[DRBD-user] Secondary node saturises RAID array

Thu Apr 10 17:32:42 CEST 2008

Joris,

On Thursday 10 April 2008 17:22:36 Joris van Rooij wrote:
> Here are the results using the suggestions (al-extents is 3389):
>
> Local filesystem:
> # for try in 1 2 3; do echo $try; dd if=/dev/zero of=/tmp/testfile bs=1G
> count=1 oflag=dsync; sleep 10; done
> 1
> 1+0 records in
> 1+0 records out
> 1073741824 bytes (1.1 GB) copied, 7.28003 s, 147 MB/s
> 2
> 1+0 records in
> 1+0 records out
> 1073741824 bytes (1.1 GB) copied, 5.68388 s, 189 MB/s
> 3
> 1+0 records in
> 1+0 records out
> 1073741824 bytes (1.1 GB) copied, 7.28915 s, 147 MB/s
>
> DRBD disconnected:
> # for try in 1 2 3; do echo $try; dd if=/dev/zero of=/mnt/test/testfile
> bs=1G count=1 oflag=dsync; sleep 10; done
> 1
> 1+0 records in
> 1+0 records out
> 1073741824 bytes (1.1 GB) copied, 7.00449 s, 153 MB/s
> 2
> 1+0 records in
> 1+0 records out
> 1073741824 bytes (1.1 GB) copied, 6.10559 s, 176 MB/s
> 3
> 1+0 records in
> 1+0 records out
> 1073741824 bytes (1.1 GB) copied, 7.6466 s, 140 MB/s
>
> DRBD connected:
> # for try in 1 2 3; do echo $try; dd if=/dev/zero of=/mnt/test/testfile
> bs=1G count=1 oflag=dsync; sleep 10; done
> 1
> 1+0 records in
> 1+0 records out
> 1073741824 bytes (1.1 GB) copied, 71.8806 s, 14.9 MB/s
> 2
> 1+0 records in
> 1+0 records out
> 1073741824 bytes (1.1 GB) copied, 70.4868 s, 15.2 MB/s
> 3
> 1+0 records in
> 1+0 records out
> 1073741824 bytes (1.1 GB) copied, 25.8466 s, 41.5 MB/s
>
> Because of that last peak I ran it again:
> # for try in 1 2 3; do echo $try; dd if=/dev/zero of=/mnt/test/testfile
> bs=1G count=1 oflag=dsync; sleep 10; done
> 1
> 1+0 records in
> 1+0 records out
> 1073741824 bytes (1.1 GB) copied, 24.642 s, 43.6 MB/s
> 2
> 1+0 records in
> 1+0 records out
> 1073741824 bytes (1.1 GB) copied, 25.9565 s, 41.4 MB/s
> 3
> 1+0 records in
> 1+0 records out
> 1073741824 bytes (1.1 GB) copied, 23.8683 s, 45.0 MB/s
>
> So it needs some time to get going. I've set the unplug-watermark to 16,
> which had no significant effect. Increasing it in regular intervals all the
> way up to 16000 didn't change much. Neither did tasksetting drbdN_*
> processes. I have to reboot the entire machine in order to get the slow
> startup result back. I guess it's safe to say it's the Sun STK RAID device
> doing it's black voodoo magic.

No, it's DRBD doing its grey voodoo magic. :-) You simply witnessed the 
effects of "cold" vs. "hot" activity log.

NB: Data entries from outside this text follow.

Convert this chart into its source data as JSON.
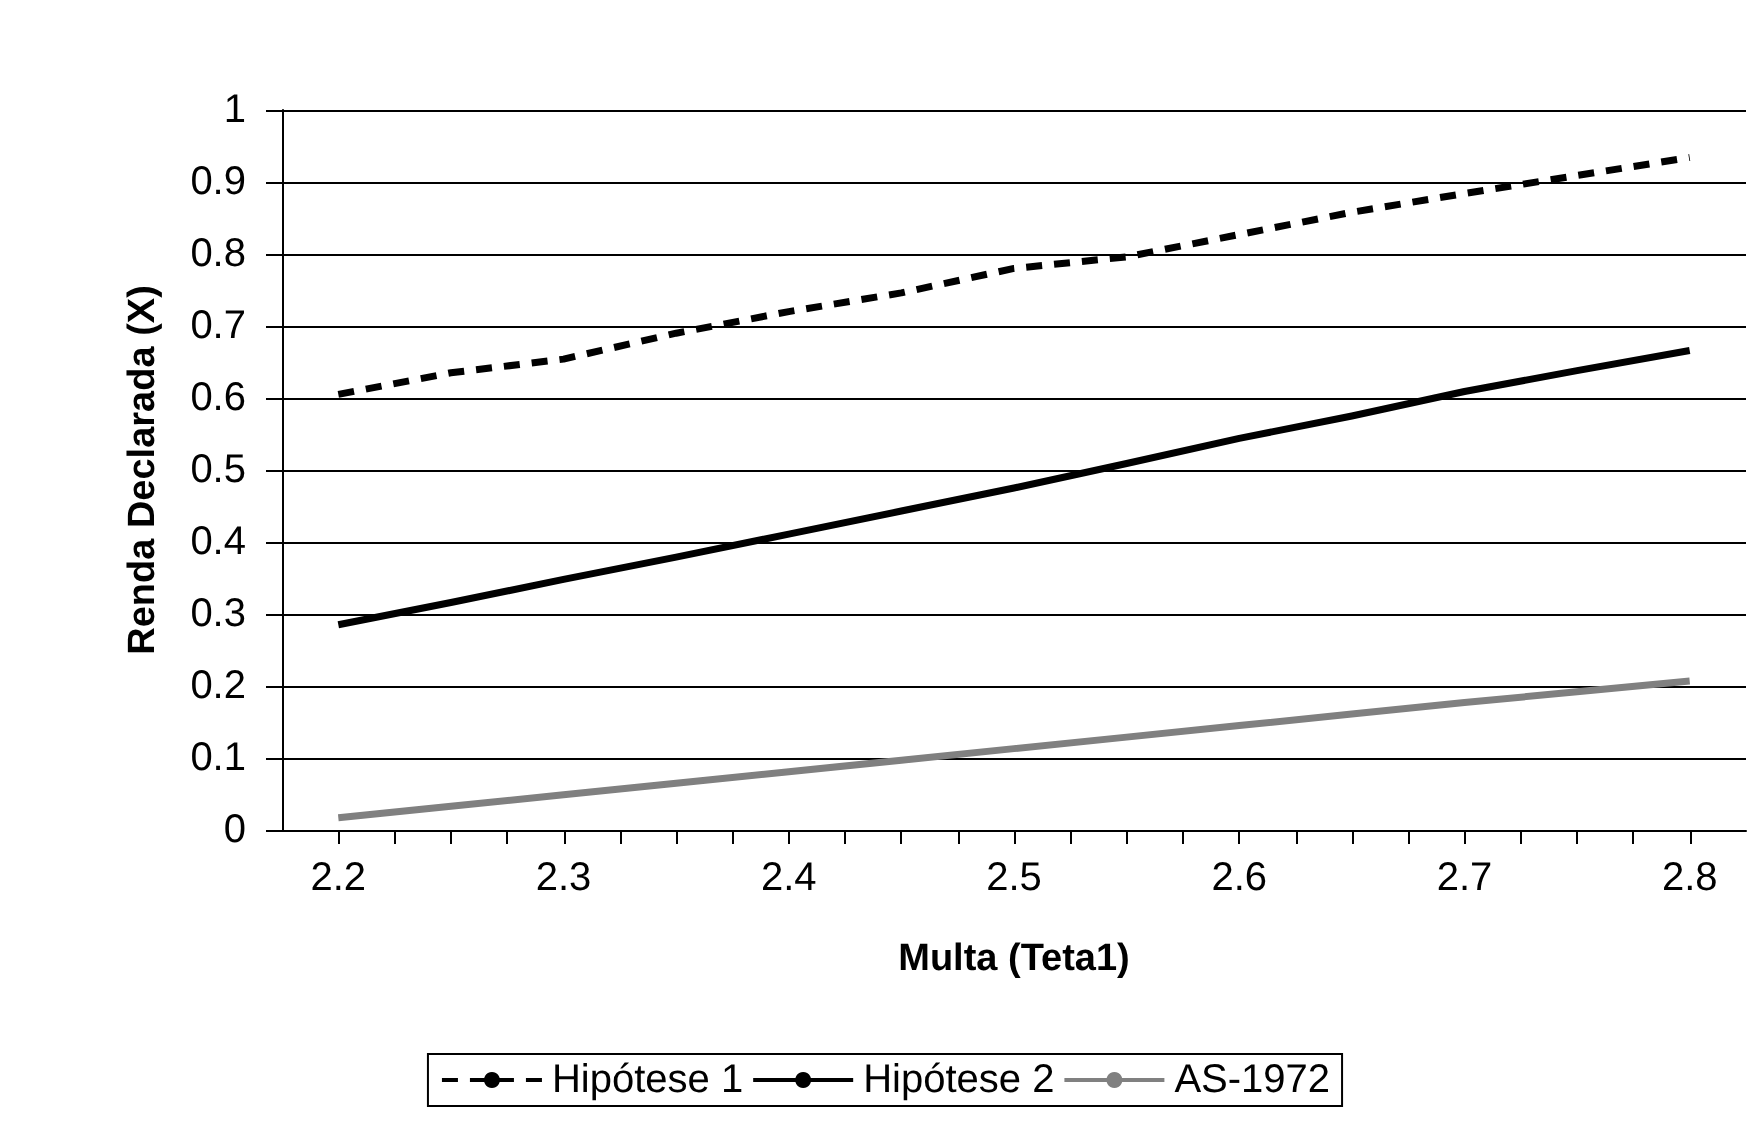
{
  "chart_data": {
    "type": "line",
    "xlabel": "Multa (Teta1)",
    "ylabel": "Renda Declarada (X)",
    "xlim": [
      2.175,
      2.825
    ],
    "xticks": [
      2.2,
      {
        "value": 2.225,
        "label": null
      },
      {
        "value": 2.25,
        "label": null
      },
      {
        "value": 2.275,
        "label": null
      },
      2.3,
      {
        "value": 2.325,
        "label": null
      },
      {
        "value": 2.35,
        "label": null
      },
      {
        "value": 2.375,
        "label": null
      },
      2.4,
      {
        "value": 2.425,
        "label": null
      },
      {
        "value": 2.45,
        "label": null
      },
      {
        "value": 2.475,
        "label": null
      },
      2.5,
      {
        "value": 2.525,
        "label": null
      },
      {
        "value": 2.55,
        "label": null
      },
      {
        "value": 2.575,
        "label": null
      },
      2.6,
      {
        "value": 2.625,
        "label": null
      },
      {
        "value": 2.65,
        "label": null
      },
      {
        "value": 2.675,
        "label": null
      },
      2.7,
      {
        "value": 2.725,
        "label": null
      },
      {
        "value": 2.75,
        "label": null
      },
      {
        "value": 2.775,
        "label": null
      },
      2.8
    ],
    "ylim": [
      0,
      1
    ],
    "yticks": [
      0,
      0.1,
      0.2,
      0.3,
      0.4,
      0.5,
      0.6,
      0.7,
      0.8,
      0.9,
      1
    ],
    "grid": "y",
    "legend": "bottom",
    "marker": "none",
    "x": [
      2.2,
      2.25,
      2.3,
      2.35,
      2.4,
      2.45,
      2.5,
      2.55,
      2.6,
      2.65,
      2.7,
      2.75,
      2.8
    ],
    "series": [
      {
        "name": "Hipótese 1",
        "color": "#000000",
        "line_style": "dashed",
        "values": [
          0.605,
          0.635,
          0.654,
          0.69,
          0.72,
          0.746,
          0.78,
          0.796,
          0.827,
          0.858,
          0.884,
          0.909,
          0.934
        ]
      },
      {
        "name": "Hipótese 2",
        "color": "#000000",
        "line_style": "solid",
        "values": [
          0.285,
          0.316,
          0.348,
          0.379,
          0.411,
          0.443,
          0.475,
          0.509,
          0.544,
          0.575,
          0.609,
          0.638,
          0.666
        ]
      },
      {
        "name": "AS-1972",
        "color": "#808080",
        "line_style": "solid",
        "values": [
          0.017,
          0.033,
          0.049,
          0.065,
          0.081,
          0.097,
          0.113,
          0.129,
          0.145,
          0.161,
          0.177,
          0.192,
          0.207
        ]
      }
    ]
  }
}
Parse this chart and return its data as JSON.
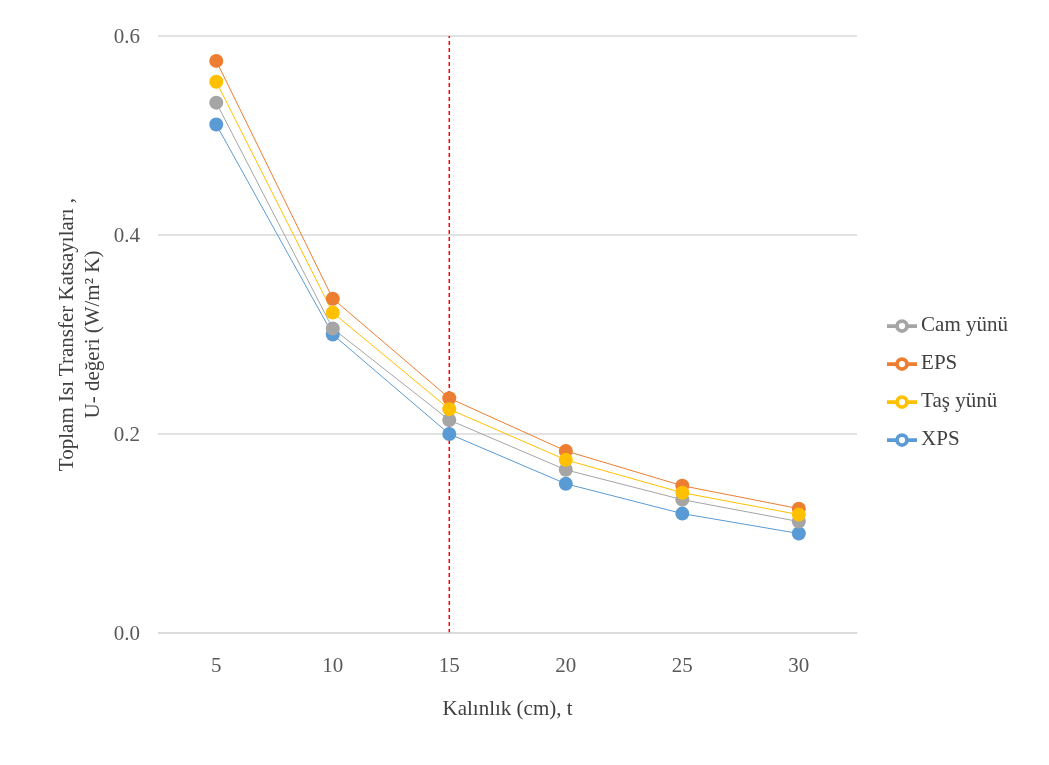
{
  "chart_data": {
    "type": "line",
    "xlabel": "Kalınlık (cm), t",
    "ylabel": "Toplam Isı Transfer Katsayıları ,\nU- değeri (W/m² K)",
    "x": [
      5,
      10,
      15,
      20,
      25,
      30
    ],
    "xlim": [
      2.5,
      32.5
    ],
    "xticks": [
      5,
      10,
      15,
      20,
      25,
      30
    ],
    "ylim": [
      0,
      0.6
    ],
    "yticks": [
      {
        "value": 0,
        "label": "0.0"
      },
      {
        "value": 0.2,
        "label": "0.2"
      },
      {
        "value": 0.4,
        "label": "0.4"
      },
      {
        "value": 0.6,
        "label": "0.6"
      }
    ],
    "series": [
      {
        "name": "XPS",
        "color": "#5b9bd5",
        "values": [
          0.511,
          0.3,
          0.2,
          0.15,
          0.12,
          0.1
        ]
      },
      {
        "name": "EPS",
        "color": "#ed7d31",
        "values": [
          0.575,
          0.336,
          0.236,
          0.183,
          0.148,
          0.125
        ]
      },
      {
        "name": "Cam yünü",
        "color": "#a5a5a5",
        "values": [
          0.533,
          0.306,
          0.214,
          0.164,
          0.134,
          0.112
        ]
      },
      {
        "name": "Taş yünü",
        "color": "#ffc000",
        "values": [
          0.554,
          0.322,
          0.225,
          0.174,
          0.141,
          0.119
        ]
      }
    ],
    "ref_lines": [
      {
        "axis": "x",
        "value": 15,
        "color": "#ff0000",
        "line_style": "dashed"
      }
    ],
    "grid": "y",
    "legend": "right",
    "marker": "circle",
    "line_style": "solid"
  }
}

> The troughput is quite reasonable now. But the problem still exists I'm
> afraid. MySQL has it's InnoDB storage on top of one of the DRBD devices.
> SELECT statements are fast as f*ck, but INSERTs start locking when executed
> in fast salvos. Simple serial INSERT queries take ~0.2 seconds a piece on
> an idle system. Again, the secondary nodes gets saturated quickly. I've
> already mounted the partition using the noatime flag. This caused the speed
> to increase, but not that dramatically as I hoped it would.
>
> Where should I look for the solution? Is it DRBD or MySQL/InnoDB's locking
> behaviour? It's not so much the troughput but some latency that's causing
> the slowdown.
>
> It's not the network, that's for sure.. I think.

May I guess you are using the CFQ I/O scheduler? 
What's /sys/block/sda/queue/scheduler say?

Cheers,
Florian

-- 
: Florian G. Haas
: LINBIT Information Technologies GmbH
: Vivenotgasse 48, A-1120 Vienna, Austria

When replying, there is no need to CC my personal address.
I monitor the list on a daily basis. Thank you.